We buy bulk beeswax locally. Check with the beekeeper association in your area. Another source is Ebay. There are beekeepers selling bulk quantities from 1 lb. on up.


----------



## linn (Jul 19, 2005)

You can aslo buy it from Soaper's Choice.


----------



## halfpint (Jan 24, 2005)

I used to purchase it as pearls (easier to separate) from the places I order my oils from. But now I have an agreement with a beekeeper friend that I process the wax for him and keep half. (we did about 4 lbs last year). I also swap soap for honey with him. 

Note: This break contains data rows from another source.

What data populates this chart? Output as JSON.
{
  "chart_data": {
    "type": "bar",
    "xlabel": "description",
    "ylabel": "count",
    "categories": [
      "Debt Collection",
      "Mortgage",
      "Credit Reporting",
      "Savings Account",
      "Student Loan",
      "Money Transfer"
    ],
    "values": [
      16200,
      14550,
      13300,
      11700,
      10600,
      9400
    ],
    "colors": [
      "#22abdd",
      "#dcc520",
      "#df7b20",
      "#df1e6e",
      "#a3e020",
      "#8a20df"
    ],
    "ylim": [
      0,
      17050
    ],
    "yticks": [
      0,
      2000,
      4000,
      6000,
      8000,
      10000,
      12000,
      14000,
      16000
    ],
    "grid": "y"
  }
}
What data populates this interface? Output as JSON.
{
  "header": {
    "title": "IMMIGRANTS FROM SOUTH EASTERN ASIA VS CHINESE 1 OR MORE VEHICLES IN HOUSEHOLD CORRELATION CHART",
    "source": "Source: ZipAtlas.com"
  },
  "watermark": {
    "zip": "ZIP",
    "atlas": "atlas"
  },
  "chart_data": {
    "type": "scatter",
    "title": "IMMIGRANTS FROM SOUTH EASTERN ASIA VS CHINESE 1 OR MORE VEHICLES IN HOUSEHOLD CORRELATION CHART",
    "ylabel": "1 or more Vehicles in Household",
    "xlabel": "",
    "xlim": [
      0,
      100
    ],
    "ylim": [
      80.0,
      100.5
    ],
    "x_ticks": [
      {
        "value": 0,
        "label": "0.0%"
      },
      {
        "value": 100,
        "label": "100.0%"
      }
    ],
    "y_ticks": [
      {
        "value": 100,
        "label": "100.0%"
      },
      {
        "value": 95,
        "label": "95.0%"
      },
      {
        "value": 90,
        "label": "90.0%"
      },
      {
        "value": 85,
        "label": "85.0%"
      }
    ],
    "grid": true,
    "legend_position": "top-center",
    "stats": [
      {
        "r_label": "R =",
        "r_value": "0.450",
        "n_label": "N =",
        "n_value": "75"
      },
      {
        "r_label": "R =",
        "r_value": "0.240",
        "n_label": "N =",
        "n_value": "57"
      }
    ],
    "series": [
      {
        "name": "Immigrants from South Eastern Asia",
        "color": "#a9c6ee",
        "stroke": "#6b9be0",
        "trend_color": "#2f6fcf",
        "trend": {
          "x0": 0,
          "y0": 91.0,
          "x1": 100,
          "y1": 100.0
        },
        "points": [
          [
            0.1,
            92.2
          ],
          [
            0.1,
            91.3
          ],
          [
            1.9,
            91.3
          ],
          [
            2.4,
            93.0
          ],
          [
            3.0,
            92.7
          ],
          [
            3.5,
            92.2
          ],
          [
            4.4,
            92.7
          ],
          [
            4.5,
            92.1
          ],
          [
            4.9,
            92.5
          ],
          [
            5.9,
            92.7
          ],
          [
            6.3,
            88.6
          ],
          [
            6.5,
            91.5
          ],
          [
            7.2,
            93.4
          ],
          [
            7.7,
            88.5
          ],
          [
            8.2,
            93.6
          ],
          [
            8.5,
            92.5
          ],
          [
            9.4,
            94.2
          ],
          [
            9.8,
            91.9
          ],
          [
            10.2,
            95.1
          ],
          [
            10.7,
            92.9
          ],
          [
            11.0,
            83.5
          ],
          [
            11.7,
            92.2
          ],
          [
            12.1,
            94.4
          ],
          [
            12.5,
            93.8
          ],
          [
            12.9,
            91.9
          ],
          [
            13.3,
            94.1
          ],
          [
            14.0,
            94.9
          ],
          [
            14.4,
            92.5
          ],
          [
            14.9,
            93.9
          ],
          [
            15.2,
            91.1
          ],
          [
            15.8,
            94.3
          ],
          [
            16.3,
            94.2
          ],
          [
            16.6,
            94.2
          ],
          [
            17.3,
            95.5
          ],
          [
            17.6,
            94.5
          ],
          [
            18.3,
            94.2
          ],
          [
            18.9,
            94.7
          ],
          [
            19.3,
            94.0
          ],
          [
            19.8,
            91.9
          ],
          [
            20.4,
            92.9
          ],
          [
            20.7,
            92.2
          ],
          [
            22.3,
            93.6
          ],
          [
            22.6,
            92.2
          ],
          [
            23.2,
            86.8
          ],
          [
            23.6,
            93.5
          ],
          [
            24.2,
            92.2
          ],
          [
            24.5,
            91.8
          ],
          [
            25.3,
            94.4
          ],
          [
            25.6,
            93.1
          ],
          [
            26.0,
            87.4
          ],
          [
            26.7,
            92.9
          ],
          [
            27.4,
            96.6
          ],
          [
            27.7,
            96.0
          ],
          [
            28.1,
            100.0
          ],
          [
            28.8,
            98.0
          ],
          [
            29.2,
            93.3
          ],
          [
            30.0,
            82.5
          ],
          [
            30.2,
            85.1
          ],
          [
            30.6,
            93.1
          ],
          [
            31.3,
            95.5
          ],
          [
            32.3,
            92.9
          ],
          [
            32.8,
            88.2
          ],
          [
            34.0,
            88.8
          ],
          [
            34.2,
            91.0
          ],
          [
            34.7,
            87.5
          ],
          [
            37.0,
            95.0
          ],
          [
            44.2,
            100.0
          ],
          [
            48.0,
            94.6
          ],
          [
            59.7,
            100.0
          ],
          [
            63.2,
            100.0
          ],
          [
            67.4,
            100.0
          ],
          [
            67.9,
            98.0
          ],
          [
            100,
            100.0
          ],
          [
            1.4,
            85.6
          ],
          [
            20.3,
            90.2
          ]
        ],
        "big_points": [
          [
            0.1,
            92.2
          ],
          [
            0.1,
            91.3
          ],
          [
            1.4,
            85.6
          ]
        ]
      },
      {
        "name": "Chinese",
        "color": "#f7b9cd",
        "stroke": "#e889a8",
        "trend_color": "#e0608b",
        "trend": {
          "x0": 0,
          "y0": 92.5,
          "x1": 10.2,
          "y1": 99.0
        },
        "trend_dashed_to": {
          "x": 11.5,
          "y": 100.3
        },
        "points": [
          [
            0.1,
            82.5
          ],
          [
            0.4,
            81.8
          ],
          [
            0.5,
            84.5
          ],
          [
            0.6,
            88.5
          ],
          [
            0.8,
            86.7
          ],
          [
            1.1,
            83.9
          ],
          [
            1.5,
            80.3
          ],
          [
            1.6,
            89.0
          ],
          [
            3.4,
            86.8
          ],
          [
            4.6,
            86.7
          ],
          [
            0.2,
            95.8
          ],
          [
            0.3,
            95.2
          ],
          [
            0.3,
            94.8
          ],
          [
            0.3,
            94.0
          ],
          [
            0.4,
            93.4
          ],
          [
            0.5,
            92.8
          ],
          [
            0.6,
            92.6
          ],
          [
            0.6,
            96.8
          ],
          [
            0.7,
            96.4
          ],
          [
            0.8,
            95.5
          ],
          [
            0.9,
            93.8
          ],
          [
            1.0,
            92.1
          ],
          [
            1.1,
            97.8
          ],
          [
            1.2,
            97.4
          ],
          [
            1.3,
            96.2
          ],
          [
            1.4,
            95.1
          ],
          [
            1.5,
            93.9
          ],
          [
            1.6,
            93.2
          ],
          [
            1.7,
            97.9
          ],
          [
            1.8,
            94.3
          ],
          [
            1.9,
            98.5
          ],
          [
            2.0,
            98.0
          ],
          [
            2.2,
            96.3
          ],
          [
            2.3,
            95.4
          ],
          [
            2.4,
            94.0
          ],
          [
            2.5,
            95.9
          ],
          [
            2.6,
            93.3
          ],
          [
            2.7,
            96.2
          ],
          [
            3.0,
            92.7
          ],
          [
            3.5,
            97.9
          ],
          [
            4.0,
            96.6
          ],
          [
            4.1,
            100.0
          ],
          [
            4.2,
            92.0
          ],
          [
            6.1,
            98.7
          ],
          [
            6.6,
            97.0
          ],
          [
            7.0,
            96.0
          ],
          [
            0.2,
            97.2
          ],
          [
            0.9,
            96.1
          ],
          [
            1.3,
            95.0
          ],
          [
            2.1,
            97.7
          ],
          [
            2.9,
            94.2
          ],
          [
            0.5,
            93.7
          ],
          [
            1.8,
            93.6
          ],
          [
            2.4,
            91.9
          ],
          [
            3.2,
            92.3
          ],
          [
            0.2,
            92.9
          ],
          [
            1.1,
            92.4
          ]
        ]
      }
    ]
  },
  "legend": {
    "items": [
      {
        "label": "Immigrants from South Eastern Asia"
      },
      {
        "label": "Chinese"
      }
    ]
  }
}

Look for your local beekeeper association.

Dawn


----------



## WestFork (Dec 20, 2012)

If you buy blocks of beeswax, you can put it in the freezer. Get it frozen and it will break to bits with a hammer. Put a cloth over it first to keep shards from flying all over. You can use paper paint filters to clean the wax if it is unfiltered. Harbor Freight Tools has 100 pack of filters for $5, or you can use cheese cloth. You should be able to locate bulk beeswax locally for under $5 per pound. Sometimes get it shipped to you in bricks for $6.


----------



## notbutanapron (Jun 30, 2011)

I drive the perilous journey to a large reserve where a small cottage lay buried deep in the woods of rural Australia. I sneak past the dogs and the muscovies, which are worse than the dogs, and slide myself past the rusted bikes and old welders and between two bits of sheetwood into a small makeshift room with a tiny light which I pull with an even tinier chain. Brilliantly lit, the stacks of dirty dusty wax reflect nothing because they're covered in moth dust, mouse droppings and duck eggs. Now the muscovies are really mad so I have to be quick as I clutch the round wax caps and bury them deep in my knapsack. Sliding back between the two sheets of wood, leaving, then turning around and going back in because I forgot to turn the light, I leave... quickly into the day, with a muscovy chasing me. Then I take it all home and clean it up and put it in my soap.

Hope that helped.


----------



## copperkid3 (Mar 18, 2005)

Sandra Spiess said:


> Where do you buy beeswax for use in lotion bars?


* * * * * ' * * * *
http://www.homesteadingtoday.com/[email protected]$6-00-lb-shipping.html



I happen to know the seller personally . . . .:grin:


----------



## hiddensprings (Aug 6, 2009)

I buy all of my locally from different beekeepers I've met.


----------